I glowered in the darkness of my corner office, rhythmically stabbing a pen into the soft leather that cushioned my desk.
‘Boss!’ my top lawyer called, darting into my office and nearly blinding me with the harsh light of the office as he swung open the door.
‘Close it!’ I growled, but he’d already seen the rage on my face and had begun to swing it shut behind him. ‘What do you want?’
‘The McIntyre deposition—’ he started to say.
‘Do not mention the goddamned McIntyre deposition to me right now,’ I roared, ‘unless you want to meet the wrong end of my second-favourite letter opener.’
He visibly gulped, and feigned swiping his hair back into place to hide that he was wiping sweat from his brow. ‘It’s just, we need—’
I made a show of reaching for my drawer, and pulling out the aforementioned letter opener.
‘These windows have been treated with some of the best commercial tinting available in the Melbourne CBD,’ I said quietly. ‘Nobody would see a thing. They might hear something, but let’s be honest – it would only make them less likely to come in and help you.’
‘Do you want me to go?’ he eventually stammered.
‘No,’ I said. ‘I want you to brief me on how you’re going to win the McIntyre case.’
‘Sir, they have the documents, the ones that show—’
‘I know what they show!’ I yelled, standing up fast enough to flip my chair over behind me. The lawyer quivered, taking an unconscious step backwards towards the door.
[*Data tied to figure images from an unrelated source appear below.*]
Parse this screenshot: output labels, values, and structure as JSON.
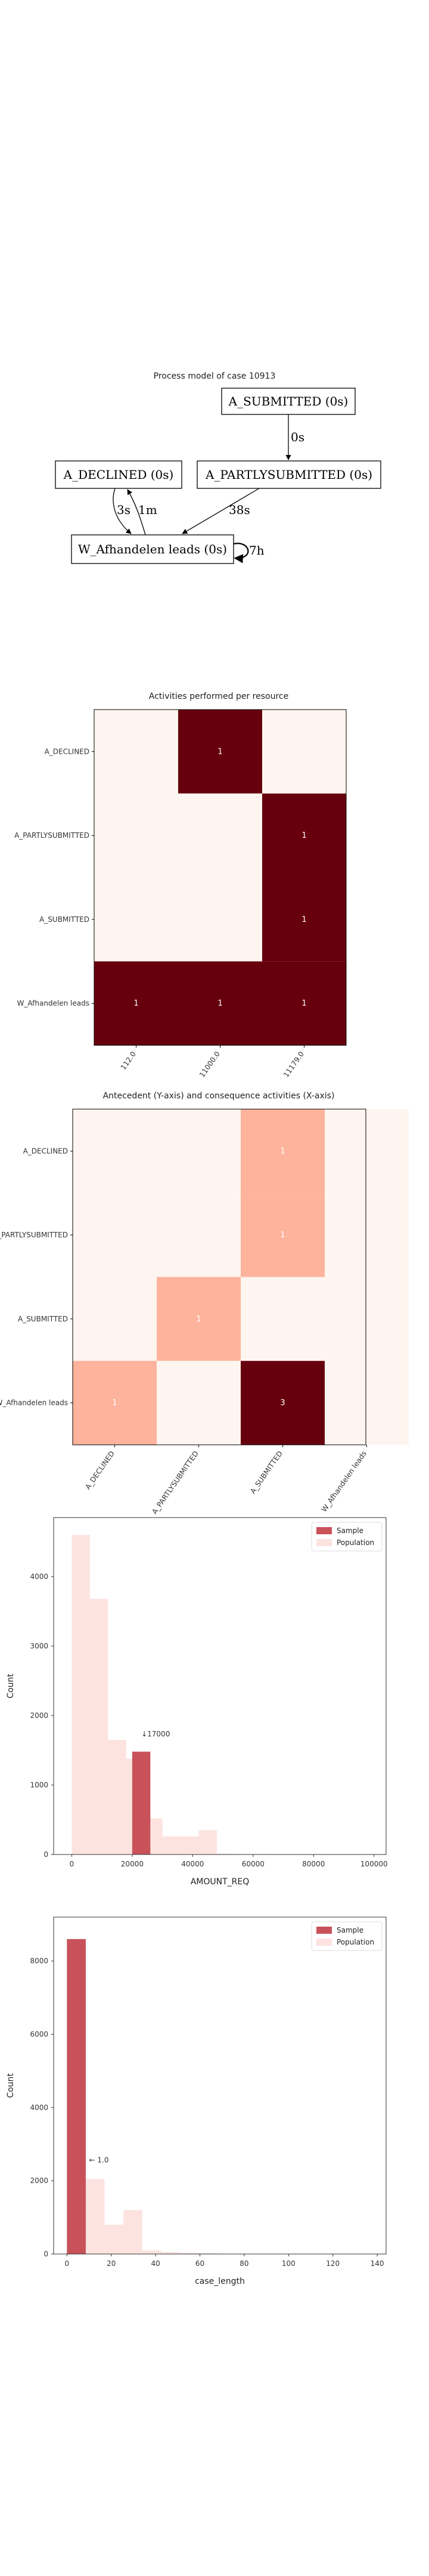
{
  "process_model": {
    "title": "Process model of case 10913",
    "nodes": [
      {
        "id": "sub",
        "label": "A_SUBMITTED (0s)"
      },
      {
        "id": "dec",
        "label": "A_DECLINED (0s)"
      },
      {
        "id": "part",
        "label": "A_PARTLYSUBMITTED (0s)"
      },
      {
        "id": "w",
        "label": "W_Afhandelen leads (0s)"
      }
    ],
    "edges": [
      {
        "from": "sub",
        "to": "part",
        "label": "0s"
      },
      {
        "from": "part",
        "to": "w",
        "label": "38s"
      },
      {
        "from": "dec",
        "to": "w",
        "label": "3s"
      },
      {
        "from": "w",
        "to": "dec",
        "label": "1m"
      },
      {
        "from": "w",
        "to": "w",
        "label": "7h"
      }
    ]
  },
  "chart_data": [
    {
      "type": "heatmap",
      "title": "Activities performed per resource",
      "x_categories": [
        "112.0",
        "11000.0",
        "11179.0"
      ],
      "y_categories": [
        "A_DECLINED",
        "A_PARTLYSUBMITTED",
        "A_SUBMITTED",
        "W_Afhandelen leads"
      ],
      "values": [
        [
          0,
          1,
          0
        ],
        [
          0,
          0,
          1
        ],
        [
          0,
          0,
          1
        ],
        [
          1,
          1,
          1
        ]
      ],
      "colormap": [
        "#fff5f0",
        "#67000d"
      ]
    },
    {
      "type": "heatmap",
      "title": "Antecedent (Y-axis) and consequence activities (X-axis)",
      "x_categories": [
        "A_DECLINED",
        "A_PARTLYSUBMITTED",
        "A_SUBMITTED",
        "W_Afhandelen leads"
      ],
      "y_categories": [
        "A_DECLINED",
        "A_PARTLYSUBMITTED",
        "A_SUBMITTED",
        "W_Afhandelen leads"
      ],
      "values": [
        [
          0,
          0,
          1,
          0
        ],
        [
          0,
          0,
          1,
          0
        ],
        [
          0,
          1,
          0,
          0
        ],
        [
          1,
          0,
          3,
          0
        ]
      ],
      "colormap": [
        "#fff5f0",
        "#fc9272",
        "#67000d"
      ]
    },
    {
      "type": "bar",
      "title": "",
      "xlabel": "AMOUNT_REQ",
      "ylabel": "Count",
      "xlim": [
        -6000,
        104000
      ],
      "ylim": [
        0,
        4850
      ],
      "xticks": [
        0,
        20000,
        40000,
        60000,
        80000,
        100000
      ],
      "yticks": [
        0,
        1000,
        2000,
        3000,
        4000
      ],
      "bin_width": 6000,
      "population_bins": [
        {
          "x": 0,
          "count": 4600
        },
        {
          "x": 6000,
          "count": 3680
        },
        {
          "x": 12000,
          "count": 1650
        },
        {
          "x": 18000,
          "count": 1380
        },
        {
          "x": 24000,
          "count": 520
        },
        {
          "x": 30000,
          "count": 260
        },
        {
          "x": 36000,
          "count": 260
        },
        {
          "x": 42000,
          "count": 350
        },
        {
          "x": 48000,
          "count": 10
        },
        {
          "x": 54000,
          "count": 5
        },
        {
          "x": 60000,
          "count": 5
        },
        {
          "x": 66000,
          "count": 3
        }
      ],
      "sample_bins": [
        {
          "x": 20000,
          "count": 1480
        }
      ],
      "annotation": {
        "text": "↓17000",
        "x": 23000,
        "y": 1700
      },
      "legend": {
        "position": "top-right",
        "entries": [
          "Sample",
          "Population"
        ]
      },
      "colors": {
        "sample": "#c9525a",
        "population": "#fde3e0"
      }
    },
    {
      "type": "bar",
      "title": "",
      "xlabel": "case_length",
      "ylabel": "Count",
      "xlim": [
        -6,
        144
      ],
      "ylim": [
        0,
        9200
      ],
      "xticks": [
        0,
        20,
        40,
        60,
        80,
        100,
        120,
        140
      ],
      "yticks": [
        0,
        2000,
        4000,
        6000,
        8000
      ],
      "bin_width": 8.5,
      "population_bins": [
        {
          "x": 0,
          "count": 8600
        },
        {
          "x": 8.5,
          "count": 2050
        },
        {
          "x": 17,
          "count": 800
        },
        {
          "x": 25.5,
          "count": 1200
        },
        {
          "x": 34,
          "count": 100
        },
        {
          "x": 42.5,
          "count": 50
        },
        {
          "x": 51,
          "count": 30
        },
        {
          "x": 59.5,
          "count": 20
        }
      ],
      "sample_bins": [
        {
          "x": 0,
          "count": 8600
        }
      ],
      "annotation": {
        "text": "← 1.0",
        "x": 10,
        "y": 2500
      },
      "legend": {
        "position": "top-right",
        "entries": [
          "Sample",
          "Population"
        ]
      },
      "colors": {
        "sample": "#c9525a",
        "population": "#fde3e0"
      }
    }
  ]
}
‘I think I’d better come back when I’m more prepared,’ he said quickly. A small, non-murderous part of my brain was impressed by his composure.
You’d think that would make him a good lawyer.
‘Don’t think that a lack of good office window tinting will save you!’ I called after him as he rabbited into the hallway. ‘I’ll get you wherever you are!’
I sighed, the anger ebbing away, and bent down to pick up my chair.
For the first time, I noticed the pen-marks in the top of my desk and swore.